İçeriğe geçmek için "Enter"a basın

Topyekün savunma politikası

Etyen Mahçupyan

Türkiye’nin tarihçiler komisyonu teklifine Ermenistan’tan gelen yanıt, olası bir komisyonun sınırlarını siyasete de açarken, önkoşulsuz konuşmaya başlamayı öngörmekte. Bu gerçekte Türkiye’nin Ermenistan’ı istediği noktaya getirdiğinin de ifadesi; çünkü bariz bir biçimde güç farklılığına sahip olan bu iki ülkenin eşit şekilde masaya oturmasının hangi tarafın lehine potansiyeller içerdiği açık. Ortaya çıkacak paket çözümlerin sadece bu iki ülke arasındaki değil, Ermenistan ile Azerbeycan arasındaki ihtilafı da kuşatacağı; üçüncü taraflara ve diyaspora Ermenilerine ise durup beklemenin düşeceği yeni bir sürecin mümkün olduğu artık gözüküyor. Ne var ki atılan her adımı karşı taraftan istenecek tavize bağlamanın dışında bir yaratıcılık geliştirmekten aciz gözüken bazı hariciyecilerimiz, ‘önkoşulsuz konuşmanın’ Türkiye tarafından verilen bir ödün olduğunu düşünmekteler. Oysa günümüzde bir ülkenin komşusuyla ‘konuşmayı’ bile ödün olarak algılaması artık epeyce arkaik bir bakış. ‘Seninle konuşmam için senin değişmen lazım’ içerikli yaklaşımın, değişimin karşılıklı ve birlikte olduğunu ima eden demokratik açılımlar dünyasında epeyce yavan kaçacağını ve Türkiye’nin ‘çağdaş’ imajına pek de hizmet etmeyeceğini tahmin edebiliriz.

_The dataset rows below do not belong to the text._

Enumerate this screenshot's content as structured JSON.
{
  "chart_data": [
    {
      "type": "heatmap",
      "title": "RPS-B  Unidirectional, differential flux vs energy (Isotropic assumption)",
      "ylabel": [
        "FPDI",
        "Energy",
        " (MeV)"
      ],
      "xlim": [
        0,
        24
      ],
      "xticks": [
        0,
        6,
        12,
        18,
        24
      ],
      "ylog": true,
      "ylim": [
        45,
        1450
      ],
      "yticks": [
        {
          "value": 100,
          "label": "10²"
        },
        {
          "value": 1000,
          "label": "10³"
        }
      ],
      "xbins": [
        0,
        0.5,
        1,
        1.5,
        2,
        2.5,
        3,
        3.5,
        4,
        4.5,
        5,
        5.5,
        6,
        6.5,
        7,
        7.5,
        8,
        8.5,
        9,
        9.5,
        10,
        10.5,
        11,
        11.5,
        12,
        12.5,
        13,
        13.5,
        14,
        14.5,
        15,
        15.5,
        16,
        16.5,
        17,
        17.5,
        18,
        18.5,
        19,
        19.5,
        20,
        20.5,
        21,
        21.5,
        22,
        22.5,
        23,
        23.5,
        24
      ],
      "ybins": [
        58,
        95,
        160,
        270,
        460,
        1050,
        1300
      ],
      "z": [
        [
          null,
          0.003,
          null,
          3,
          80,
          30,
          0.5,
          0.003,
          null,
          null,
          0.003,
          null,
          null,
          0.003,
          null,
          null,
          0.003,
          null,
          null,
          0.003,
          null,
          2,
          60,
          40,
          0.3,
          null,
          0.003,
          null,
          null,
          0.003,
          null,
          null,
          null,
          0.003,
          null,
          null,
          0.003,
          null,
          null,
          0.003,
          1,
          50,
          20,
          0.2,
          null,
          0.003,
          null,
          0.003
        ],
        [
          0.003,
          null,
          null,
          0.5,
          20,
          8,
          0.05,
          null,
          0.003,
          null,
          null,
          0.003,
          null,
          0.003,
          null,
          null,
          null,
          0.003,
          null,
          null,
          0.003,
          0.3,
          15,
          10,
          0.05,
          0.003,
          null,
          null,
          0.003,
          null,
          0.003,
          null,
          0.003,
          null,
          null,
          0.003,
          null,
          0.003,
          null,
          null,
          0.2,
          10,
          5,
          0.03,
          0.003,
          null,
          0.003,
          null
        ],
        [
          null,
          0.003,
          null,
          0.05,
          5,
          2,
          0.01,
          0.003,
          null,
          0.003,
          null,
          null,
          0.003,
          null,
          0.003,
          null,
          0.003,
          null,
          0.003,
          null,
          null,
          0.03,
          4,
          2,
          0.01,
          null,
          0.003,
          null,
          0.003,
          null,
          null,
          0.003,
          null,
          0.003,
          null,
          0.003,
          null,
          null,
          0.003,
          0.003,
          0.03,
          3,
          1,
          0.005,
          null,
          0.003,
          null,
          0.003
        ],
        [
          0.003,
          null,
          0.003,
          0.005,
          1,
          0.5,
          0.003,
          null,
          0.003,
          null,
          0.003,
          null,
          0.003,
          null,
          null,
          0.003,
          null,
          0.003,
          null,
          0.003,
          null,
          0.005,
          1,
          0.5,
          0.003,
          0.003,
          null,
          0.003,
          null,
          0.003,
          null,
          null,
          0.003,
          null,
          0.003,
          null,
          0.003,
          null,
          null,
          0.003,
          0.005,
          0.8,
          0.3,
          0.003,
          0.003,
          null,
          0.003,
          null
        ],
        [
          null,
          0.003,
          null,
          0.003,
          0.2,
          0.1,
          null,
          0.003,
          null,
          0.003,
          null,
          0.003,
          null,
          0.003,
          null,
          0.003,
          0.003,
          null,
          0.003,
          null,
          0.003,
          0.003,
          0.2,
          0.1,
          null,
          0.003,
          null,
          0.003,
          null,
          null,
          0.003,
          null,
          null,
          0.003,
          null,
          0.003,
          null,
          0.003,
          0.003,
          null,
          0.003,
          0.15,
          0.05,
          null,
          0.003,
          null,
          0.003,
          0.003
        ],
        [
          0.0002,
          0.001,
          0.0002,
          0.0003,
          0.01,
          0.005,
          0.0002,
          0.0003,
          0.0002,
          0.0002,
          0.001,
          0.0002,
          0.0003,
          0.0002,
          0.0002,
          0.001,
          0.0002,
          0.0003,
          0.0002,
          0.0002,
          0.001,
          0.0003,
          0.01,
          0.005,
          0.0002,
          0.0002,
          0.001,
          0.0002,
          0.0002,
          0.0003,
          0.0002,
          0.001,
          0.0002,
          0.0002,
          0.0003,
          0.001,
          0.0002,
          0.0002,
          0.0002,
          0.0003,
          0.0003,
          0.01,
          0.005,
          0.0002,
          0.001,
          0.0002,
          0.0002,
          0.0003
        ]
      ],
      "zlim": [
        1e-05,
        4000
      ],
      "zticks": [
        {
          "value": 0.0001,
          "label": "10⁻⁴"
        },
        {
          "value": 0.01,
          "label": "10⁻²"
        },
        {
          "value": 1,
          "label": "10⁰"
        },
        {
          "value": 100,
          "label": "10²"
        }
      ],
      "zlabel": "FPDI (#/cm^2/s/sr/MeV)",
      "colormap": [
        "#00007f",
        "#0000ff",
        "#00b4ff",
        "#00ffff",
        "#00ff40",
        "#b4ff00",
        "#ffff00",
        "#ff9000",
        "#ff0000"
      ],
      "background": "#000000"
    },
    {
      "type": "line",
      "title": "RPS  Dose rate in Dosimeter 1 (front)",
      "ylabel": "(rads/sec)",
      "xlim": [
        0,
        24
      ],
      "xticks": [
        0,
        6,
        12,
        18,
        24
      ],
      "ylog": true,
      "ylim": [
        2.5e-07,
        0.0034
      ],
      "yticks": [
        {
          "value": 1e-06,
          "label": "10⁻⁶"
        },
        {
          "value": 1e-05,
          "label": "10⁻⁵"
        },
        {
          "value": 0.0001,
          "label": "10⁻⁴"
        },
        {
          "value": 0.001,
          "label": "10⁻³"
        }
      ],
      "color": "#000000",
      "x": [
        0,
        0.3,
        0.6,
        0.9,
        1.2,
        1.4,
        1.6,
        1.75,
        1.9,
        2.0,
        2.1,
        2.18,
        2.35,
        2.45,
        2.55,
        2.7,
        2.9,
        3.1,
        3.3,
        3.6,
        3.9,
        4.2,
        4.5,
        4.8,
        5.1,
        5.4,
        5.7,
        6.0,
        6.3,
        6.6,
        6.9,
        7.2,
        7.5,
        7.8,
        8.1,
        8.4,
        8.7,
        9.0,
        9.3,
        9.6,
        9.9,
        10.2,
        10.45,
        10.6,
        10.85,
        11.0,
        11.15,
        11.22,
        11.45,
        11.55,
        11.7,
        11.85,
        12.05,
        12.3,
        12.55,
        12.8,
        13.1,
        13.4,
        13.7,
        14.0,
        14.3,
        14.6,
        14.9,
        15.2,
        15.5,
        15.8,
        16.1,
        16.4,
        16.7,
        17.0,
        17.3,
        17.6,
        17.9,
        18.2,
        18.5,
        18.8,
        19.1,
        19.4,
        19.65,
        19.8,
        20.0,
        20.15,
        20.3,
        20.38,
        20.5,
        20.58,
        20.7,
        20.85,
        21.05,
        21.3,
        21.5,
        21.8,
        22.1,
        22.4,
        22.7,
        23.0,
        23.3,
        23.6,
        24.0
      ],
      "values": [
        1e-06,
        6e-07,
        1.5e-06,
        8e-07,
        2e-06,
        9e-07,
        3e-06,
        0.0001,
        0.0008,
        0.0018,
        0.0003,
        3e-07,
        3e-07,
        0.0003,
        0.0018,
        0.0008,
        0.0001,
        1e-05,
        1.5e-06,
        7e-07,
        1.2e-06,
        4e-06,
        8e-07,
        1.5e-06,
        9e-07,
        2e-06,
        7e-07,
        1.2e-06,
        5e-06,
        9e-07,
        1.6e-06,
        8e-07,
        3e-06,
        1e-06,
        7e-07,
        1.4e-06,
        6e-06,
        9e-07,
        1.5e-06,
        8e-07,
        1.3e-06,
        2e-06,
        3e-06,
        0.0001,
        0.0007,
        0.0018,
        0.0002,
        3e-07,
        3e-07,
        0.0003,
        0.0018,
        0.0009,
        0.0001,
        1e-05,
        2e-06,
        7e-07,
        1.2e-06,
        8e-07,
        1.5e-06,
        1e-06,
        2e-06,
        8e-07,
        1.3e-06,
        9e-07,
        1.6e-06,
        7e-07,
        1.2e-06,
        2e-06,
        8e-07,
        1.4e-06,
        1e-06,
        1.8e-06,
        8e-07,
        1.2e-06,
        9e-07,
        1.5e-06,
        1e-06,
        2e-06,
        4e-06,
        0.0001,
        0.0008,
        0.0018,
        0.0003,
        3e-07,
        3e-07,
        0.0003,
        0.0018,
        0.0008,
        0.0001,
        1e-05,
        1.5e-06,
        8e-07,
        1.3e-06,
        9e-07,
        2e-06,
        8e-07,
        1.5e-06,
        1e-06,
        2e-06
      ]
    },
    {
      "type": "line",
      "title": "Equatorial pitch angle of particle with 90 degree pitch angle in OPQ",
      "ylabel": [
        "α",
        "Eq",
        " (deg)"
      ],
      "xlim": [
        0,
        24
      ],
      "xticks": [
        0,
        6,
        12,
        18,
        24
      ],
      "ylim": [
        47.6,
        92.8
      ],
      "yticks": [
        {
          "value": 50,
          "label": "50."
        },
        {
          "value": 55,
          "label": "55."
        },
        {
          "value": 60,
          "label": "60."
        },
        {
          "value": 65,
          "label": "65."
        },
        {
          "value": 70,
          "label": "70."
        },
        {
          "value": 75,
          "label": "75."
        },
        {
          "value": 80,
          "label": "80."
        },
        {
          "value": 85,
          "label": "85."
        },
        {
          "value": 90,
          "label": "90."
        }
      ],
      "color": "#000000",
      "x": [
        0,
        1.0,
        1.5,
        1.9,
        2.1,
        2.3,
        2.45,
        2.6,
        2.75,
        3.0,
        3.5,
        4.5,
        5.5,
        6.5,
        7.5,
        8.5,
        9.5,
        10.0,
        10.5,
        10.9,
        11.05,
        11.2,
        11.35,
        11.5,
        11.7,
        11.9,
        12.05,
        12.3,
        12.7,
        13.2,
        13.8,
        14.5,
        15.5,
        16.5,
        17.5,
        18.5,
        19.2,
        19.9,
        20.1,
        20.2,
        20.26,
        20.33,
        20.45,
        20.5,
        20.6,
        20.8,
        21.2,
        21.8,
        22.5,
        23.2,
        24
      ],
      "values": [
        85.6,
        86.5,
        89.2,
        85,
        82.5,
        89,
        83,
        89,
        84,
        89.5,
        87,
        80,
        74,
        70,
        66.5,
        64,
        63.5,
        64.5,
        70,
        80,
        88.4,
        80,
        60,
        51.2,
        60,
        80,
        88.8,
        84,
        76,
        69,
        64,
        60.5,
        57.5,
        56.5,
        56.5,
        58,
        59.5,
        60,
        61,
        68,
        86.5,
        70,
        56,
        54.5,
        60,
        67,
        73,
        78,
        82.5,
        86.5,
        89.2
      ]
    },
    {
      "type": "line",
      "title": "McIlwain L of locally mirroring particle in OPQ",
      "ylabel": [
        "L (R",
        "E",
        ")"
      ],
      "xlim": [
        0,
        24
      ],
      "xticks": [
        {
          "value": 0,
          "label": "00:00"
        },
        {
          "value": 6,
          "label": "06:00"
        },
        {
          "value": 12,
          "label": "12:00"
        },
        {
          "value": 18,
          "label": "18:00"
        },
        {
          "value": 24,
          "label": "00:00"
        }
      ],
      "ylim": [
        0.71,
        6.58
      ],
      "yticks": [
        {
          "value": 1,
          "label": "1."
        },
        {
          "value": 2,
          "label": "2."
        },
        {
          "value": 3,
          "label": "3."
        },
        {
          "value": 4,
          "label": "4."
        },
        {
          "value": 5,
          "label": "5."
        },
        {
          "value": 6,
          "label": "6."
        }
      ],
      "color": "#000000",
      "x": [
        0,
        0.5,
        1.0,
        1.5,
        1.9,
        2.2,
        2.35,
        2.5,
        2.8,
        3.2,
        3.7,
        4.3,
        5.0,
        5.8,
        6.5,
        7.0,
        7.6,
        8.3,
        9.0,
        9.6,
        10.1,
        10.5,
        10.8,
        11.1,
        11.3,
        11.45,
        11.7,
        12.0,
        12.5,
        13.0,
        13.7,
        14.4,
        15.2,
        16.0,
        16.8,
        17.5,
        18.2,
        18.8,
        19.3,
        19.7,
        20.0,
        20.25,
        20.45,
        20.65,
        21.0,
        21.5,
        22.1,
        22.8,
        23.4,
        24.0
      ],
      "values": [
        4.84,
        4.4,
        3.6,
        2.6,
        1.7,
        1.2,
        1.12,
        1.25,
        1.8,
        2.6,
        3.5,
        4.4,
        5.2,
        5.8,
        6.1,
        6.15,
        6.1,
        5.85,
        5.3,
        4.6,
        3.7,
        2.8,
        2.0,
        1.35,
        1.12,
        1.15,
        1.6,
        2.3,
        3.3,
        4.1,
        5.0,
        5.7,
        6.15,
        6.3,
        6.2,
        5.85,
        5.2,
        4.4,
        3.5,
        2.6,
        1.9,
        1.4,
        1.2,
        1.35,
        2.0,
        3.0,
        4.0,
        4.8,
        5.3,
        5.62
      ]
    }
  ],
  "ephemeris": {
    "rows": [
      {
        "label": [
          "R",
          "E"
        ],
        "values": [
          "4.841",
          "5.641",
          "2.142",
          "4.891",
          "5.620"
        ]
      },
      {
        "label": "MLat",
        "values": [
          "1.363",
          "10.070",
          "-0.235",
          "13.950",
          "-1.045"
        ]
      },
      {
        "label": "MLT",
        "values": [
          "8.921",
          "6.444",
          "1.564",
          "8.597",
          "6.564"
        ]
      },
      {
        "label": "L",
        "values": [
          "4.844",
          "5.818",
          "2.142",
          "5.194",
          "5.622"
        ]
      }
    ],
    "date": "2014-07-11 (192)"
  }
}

Ancak anlaşılan hükümet de henüz içinde sürüklendiğimiz dünyanın zihni çerçevesinin farkında değil. Nitekim ‘tarihin tarihçilere bırakılması’ politikasının yerini ‘bütünlük içinde, devletin bütün kurumları ve toplumun bütün kesimleriyle, dünyanın her yerinde’ topyekün bir savunma stratejisi alacakmış. Umarım bu tür demeçleri yabancı gazeteciler gözden kaçırırlar; çünkü böyle topyakün çabalar, hele toplumu tek bir fikir etrafında homojenleşmeye davet eden devlet politikaları Batıda faşizm dönemine gönderme yapan çağrışımlar yaratır. Hele “artık çocuklarımız kin ve nefretle yetişmesin dönemini kapatıyoruz” yollu tespitler, bundan böyle çevresine ve tarihine kin ve nefretle bakma eğiliminde kuşaklar yetirştirecek bir Türkiye ima ettiği ölçüde, herhalde AB çevrelerinde de epeyce duraksama yaratacaktır. Bir bakanın geçmişten bahsederken ‘Ermeniler’ ve ‘Müslüman Türkler’ sözcükleriyle kültürel kimlikleri blok halinde özneleştirmesinin de, gizlice söylemimize nüfuz etmiş epeyce totaliter bir anlayış olduğunu görmesi gerekir. Bu tarz sözcük kullanımları, konuşmaktan kaçınan; konuşuyormuş gibi yaparak şablon tekrarlayan; bu şablonların dışına çıkanları da mahkum etmeye meyyal olan bir zihniyetin ifadesidir.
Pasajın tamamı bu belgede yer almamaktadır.